Based on our study as well, we suggest that the biopsy valve and endoscopic device handles be kept as far away as possible from the faces of endoscopy personnel.
The use of personal protective equipment (PPE) in performing AGPs is recommended by all societies in this COVID-19 pandemic era [3] [22] [23]. It is unknown how much amount of aerosol exposure is related to the risk of infection of endoscopy personnel with PPE. Based on these recommendations, most of the endoscopy personnel use PPE which includes a respirator (e. g. N95, FFP2, or equivalent), gown, gloves, eye protection, and apron, focusing on aerosols from the patients. However, our study suggests that endoscopy personnel also need to pay attention to the risk of possible COVID-19 transmission near the biopsy valve and the device handles.

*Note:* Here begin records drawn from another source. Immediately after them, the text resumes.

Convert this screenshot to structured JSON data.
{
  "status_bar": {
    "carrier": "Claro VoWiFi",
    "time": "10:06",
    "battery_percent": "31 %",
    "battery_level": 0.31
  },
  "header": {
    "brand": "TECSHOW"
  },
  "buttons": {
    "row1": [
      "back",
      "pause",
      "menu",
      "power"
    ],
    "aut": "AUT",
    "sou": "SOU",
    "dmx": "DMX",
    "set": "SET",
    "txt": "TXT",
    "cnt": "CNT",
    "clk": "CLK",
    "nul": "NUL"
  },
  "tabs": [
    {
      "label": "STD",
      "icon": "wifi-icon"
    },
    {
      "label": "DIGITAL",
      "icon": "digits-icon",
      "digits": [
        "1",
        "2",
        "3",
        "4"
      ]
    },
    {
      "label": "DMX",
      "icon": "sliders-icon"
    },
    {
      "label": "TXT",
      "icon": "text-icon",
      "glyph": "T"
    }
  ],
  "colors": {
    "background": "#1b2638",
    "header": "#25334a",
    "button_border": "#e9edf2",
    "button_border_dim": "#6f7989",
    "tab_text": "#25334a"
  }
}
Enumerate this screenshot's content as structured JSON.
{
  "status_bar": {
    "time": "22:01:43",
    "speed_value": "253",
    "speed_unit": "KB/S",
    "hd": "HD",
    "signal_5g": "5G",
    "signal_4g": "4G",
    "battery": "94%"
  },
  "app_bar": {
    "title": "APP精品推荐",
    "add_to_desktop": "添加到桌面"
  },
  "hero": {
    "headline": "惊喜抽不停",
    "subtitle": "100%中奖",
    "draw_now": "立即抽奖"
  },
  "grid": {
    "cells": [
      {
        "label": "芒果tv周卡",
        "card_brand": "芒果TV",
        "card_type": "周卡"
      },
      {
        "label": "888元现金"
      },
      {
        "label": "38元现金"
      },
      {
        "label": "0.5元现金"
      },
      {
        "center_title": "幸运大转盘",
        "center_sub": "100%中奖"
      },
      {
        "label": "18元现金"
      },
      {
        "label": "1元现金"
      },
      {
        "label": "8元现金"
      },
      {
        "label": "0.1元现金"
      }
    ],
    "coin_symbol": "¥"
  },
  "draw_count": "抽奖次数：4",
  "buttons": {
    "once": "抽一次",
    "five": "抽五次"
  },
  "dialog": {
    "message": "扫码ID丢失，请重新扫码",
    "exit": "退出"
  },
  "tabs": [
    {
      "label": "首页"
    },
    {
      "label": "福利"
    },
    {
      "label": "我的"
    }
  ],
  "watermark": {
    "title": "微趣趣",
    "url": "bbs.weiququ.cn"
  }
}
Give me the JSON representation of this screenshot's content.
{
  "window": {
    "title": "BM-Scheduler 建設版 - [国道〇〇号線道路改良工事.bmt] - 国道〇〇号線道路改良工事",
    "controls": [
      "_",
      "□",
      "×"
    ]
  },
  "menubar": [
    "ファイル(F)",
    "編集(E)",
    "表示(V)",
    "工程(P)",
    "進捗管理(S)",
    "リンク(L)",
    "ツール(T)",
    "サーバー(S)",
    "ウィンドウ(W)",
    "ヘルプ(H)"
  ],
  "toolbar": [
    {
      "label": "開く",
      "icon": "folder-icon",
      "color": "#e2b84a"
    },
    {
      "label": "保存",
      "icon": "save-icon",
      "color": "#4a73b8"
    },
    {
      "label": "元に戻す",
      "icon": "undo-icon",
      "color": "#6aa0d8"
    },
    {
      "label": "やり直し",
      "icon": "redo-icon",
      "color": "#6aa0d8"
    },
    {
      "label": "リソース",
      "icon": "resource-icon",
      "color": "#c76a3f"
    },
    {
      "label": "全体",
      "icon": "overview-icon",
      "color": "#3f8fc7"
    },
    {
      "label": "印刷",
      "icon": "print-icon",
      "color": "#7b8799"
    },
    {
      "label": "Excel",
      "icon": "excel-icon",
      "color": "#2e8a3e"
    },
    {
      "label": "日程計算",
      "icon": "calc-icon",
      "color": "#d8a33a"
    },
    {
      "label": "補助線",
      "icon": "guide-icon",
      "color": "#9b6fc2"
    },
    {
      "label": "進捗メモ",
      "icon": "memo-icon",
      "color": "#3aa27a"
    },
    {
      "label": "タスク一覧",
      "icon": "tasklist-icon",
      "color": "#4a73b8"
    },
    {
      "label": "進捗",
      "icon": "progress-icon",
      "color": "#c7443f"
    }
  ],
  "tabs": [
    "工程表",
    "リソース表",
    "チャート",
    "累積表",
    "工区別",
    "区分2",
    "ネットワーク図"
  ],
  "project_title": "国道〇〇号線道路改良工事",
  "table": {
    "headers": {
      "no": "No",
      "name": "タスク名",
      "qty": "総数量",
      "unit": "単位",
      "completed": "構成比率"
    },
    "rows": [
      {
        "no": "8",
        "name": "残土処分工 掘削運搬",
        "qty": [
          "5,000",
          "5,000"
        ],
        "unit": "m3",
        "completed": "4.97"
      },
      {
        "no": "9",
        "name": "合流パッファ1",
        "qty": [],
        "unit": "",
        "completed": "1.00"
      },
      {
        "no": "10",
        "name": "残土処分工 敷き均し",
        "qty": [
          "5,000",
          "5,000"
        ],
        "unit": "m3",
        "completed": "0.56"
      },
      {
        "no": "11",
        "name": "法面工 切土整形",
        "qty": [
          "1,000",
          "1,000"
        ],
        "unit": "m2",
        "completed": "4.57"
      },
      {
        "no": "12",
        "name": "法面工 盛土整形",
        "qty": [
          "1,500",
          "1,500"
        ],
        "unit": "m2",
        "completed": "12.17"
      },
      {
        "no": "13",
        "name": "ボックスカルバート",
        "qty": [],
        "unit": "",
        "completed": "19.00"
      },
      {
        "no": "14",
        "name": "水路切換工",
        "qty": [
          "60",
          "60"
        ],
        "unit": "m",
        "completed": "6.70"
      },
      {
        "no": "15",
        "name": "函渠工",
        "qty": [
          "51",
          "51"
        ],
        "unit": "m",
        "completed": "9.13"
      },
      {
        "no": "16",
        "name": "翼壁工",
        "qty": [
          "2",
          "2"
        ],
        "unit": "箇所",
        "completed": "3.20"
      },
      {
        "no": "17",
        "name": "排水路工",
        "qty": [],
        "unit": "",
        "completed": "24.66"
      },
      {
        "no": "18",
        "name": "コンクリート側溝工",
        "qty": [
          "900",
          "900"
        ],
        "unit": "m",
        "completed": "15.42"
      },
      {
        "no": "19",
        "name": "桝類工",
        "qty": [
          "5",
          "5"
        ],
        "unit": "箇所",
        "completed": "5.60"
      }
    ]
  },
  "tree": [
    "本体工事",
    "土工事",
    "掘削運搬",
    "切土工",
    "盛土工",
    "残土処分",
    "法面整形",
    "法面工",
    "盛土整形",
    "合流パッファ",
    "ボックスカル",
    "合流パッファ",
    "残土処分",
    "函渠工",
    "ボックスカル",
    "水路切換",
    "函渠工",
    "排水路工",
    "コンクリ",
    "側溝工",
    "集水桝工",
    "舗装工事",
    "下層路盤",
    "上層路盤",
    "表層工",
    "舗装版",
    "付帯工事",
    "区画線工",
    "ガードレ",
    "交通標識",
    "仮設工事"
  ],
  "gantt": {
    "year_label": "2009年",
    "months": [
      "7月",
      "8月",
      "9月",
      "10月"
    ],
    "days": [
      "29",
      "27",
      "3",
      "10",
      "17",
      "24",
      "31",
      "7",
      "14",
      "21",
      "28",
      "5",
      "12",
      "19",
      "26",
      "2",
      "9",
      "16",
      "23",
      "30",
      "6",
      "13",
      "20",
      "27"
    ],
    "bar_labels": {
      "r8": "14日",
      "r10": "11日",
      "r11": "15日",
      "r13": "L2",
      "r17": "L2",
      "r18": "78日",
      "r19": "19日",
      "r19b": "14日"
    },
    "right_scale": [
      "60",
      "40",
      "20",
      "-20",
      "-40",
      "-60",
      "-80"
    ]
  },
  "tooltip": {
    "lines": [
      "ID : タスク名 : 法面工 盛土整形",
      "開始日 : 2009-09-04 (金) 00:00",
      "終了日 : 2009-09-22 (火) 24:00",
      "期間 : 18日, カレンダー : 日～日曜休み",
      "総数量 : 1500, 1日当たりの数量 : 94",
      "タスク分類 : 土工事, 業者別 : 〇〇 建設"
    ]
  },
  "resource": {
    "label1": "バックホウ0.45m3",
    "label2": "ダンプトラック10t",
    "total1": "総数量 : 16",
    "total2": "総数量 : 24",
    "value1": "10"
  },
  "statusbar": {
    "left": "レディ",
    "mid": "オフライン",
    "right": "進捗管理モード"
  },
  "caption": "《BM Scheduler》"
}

This study has several limitations. We did not investigate whether aerosols are generated from the biopsy valve, just gas leakage, not to mention whether certain bacteria and viruses, including COVID-19, remain viable from the biopsy valve and endoscopic device handles. Further investigation is needed to clarify the risk of such exposure, for example, the exact volume of gas leakage. Gas leakage from the biopsy valve and device handles in an ex-vivo model doesn't necessarily occur in clinical cases. The intraluminal pressure of a porcine intestine model may not be identical to that in humans. A previous study showed that the average of maximum intraluminal pressure was more than 100 mmHg [24].Therefore, pressures we achieved, up to 74.7 mmHg (40 inH2O), is transiently possible during endoscopy. The optimal intraluminal pressure during endoscopy is yet to be clear, though it might exist between 8 and 16 mmHg [25] [26]. Nevertheless, the pressure up to 18.7 mmHg (10 inH2O) could happen under manual insufflation. Our study didn’t cover all kinds of endoscopic devices, like ERCP. ERCP requires a wide variety, and multiple diameter devices to be moved in-and-out of the endoscope. For example, ERCP for acute cholangitis, which might be one of the most common indications for ERCP during the COVID-19 pandemic, requires use of a sphincteroctome, guidewire, and biliary stent at least. In the case of the choledocholithiasis, retrieval balloon/ baskets are often used as well [27]. The use of these various devices in emergency ERCP may carry a higher risk of exposure to gas leakage from the biopsy valve and the control handle.
In the future, device modifications should be developed to lower this risk of gas leakage, which could lead to aerosolization. Perhaps a new device with double membranes or antireflux valves like a laparoscopic trocar despite the current biopsy valve might solve some of these problems [28].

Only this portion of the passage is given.